No VAT is due on the acquisition of shares. 

 

Non-resident individuals

Non-resident individuals are usually treated in the same manner as resident individuals for capital gains on shares and for dividends distributed by a Belgian company. 

In contrast, dividends distributed by a foreign company to a non-resident individual are not taxable in Belgium but in the country where the individual is a resident (if such a taxation exists). Non-resident individuals can however mention in the Belgian non-resident tax return (if they need to fill in such a tax return), the withholding taxes actually levied by the company allocating the dividend.

However, one should always be careful with the presence of specific rules within double tax treaties, and the status of the individual. 
 

 

Resident companies

Transfer taxes

As a general rule, no registration duty is due to the acquisition of shares in a company that owns real estate. 

Under certain circumstances, the purchase of shares could be challenged by the Belgian tax authorities especially if the sole or main asset of the company whose shares are sold consists of real estate. As a result, the purchase of shares could be subject to registration duties for instance if the Belgian tax authorities can sustain that the actual intention of the parties was “obviously” to sell the real estate itself rather than the company holding the targeted asset.  
 

Corporate income tax

At the moment of the acquisition of shares, no specific tax consequences apply to the purchaser of the shares. However, tax consequences may apply at the level of the target company if the change of control of the targeted company does not respond to the legitimate needs of a financial or economic nature. In such a case, some tax deductions (e.g. carried forward losses, notional interest deduction, investment deduction) will be definitively lost.  

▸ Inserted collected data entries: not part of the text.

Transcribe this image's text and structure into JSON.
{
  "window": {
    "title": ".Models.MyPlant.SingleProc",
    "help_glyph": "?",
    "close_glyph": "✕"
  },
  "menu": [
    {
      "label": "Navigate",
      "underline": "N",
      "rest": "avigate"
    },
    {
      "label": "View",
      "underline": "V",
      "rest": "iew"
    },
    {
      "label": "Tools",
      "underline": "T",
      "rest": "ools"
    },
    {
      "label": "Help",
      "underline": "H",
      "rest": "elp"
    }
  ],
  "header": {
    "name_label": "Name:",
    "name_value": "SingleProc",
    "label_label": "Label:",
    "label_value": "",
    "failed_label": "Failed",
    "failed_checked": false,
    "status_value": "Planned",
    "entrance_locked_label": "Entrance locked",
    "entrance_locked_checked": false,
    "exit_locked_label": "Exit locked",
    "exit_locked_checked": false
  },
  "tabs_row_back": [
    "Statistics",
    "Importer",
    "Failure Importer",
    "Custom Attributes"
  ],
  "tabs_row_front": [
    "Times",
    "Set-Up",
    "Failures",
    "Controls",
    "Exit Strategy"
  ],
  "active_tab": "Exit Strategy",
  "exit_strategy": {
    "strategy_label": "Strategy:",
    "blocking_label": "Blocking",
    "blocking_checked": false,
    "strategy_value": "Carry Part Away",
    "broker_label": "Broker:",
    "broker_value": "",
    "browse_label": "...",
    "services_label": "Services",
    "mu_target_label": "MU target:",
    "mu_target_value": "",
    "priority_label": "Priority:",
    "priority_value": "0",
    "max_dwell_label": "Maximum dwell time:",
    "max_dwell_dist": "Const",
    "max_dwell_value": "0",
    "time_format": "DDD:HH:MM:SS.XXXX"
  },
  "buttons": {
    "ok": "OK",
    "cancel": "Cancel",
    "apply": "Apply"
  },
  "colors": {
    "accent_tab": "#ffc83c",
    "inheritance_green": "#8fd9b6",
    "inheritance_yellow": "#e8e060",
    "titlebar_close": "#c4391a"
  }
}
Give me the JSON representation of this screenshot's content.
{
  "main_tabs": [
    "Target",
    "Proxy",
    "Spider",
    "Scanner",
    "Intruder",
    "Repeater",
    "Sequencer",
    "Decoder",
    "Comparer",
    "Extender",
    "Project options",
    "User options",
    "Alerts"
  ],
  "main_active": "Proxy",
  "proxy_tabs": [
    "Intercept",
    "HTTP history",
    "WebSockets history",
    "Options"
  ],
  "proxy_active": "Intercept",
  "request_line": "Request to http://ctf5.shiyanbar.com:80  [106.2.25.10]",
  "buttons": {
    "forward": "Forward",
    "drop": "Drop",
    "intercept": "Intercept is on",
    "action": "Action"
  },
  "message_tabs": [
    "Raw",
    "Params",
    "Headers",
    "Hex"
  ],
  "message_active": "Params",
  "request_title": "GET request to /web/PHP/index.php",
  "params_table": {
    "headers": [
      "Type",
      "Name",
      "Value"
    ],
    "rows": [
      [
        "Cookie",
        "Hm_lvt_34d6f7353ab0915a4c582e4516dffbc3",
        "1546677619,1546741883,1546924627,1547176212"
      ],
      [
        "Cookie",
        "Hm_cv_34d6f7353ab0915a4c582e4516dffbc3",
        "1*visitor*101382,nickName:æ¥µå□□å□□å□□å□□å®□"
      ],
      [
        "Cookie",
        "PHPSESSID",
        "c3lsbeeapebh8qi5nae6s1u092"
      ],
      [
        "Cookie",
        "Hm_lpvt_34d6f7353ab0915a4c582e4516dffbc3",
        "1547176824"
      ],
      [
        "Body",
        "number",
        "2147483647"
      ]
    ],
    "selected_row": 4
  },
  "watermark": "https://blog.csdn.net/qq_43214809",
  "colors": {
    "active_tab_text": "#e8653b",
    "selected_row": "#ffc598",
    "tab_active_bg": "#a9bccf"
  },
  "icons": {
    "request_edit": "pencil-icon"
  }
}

Under certain circumstances, the purchase of shares could be challenged by the Belgian tax authorities especially if the sole or main asset of the company whose share is sold consists of real estate. As a result, the purchase of shares could be subject to registration duties for instance if the Belgian tax authorities can sustain that the actual intention of the parties was “obviously” to sell the real estate itself rather than the company holding the targeted asset.  
 

Losses

For the seller of the shares, capital losses on shares are not deductible except where the company is wound up, but only up to the amount of the paid-up capital of the liquidated company. 

 

Fiscal unity 

Since 1 January 2019, a limited tax consolidation has been introduced in Belgium. In summary, a group entity continues to be treated as a single taxpayer with a mechanism of “group contribution” between companies which are a member of the group. The amount of group contribution is limited to the current-year tax losses. The scope of the tax consolidation regime is limited to the parent, subsidiaries or sister companies of the taxpayer. 

 

Non-resident companies

Non-resident companies are treated in the same manner as resident companies. However, a non-resident company cannot opt for the group contribution.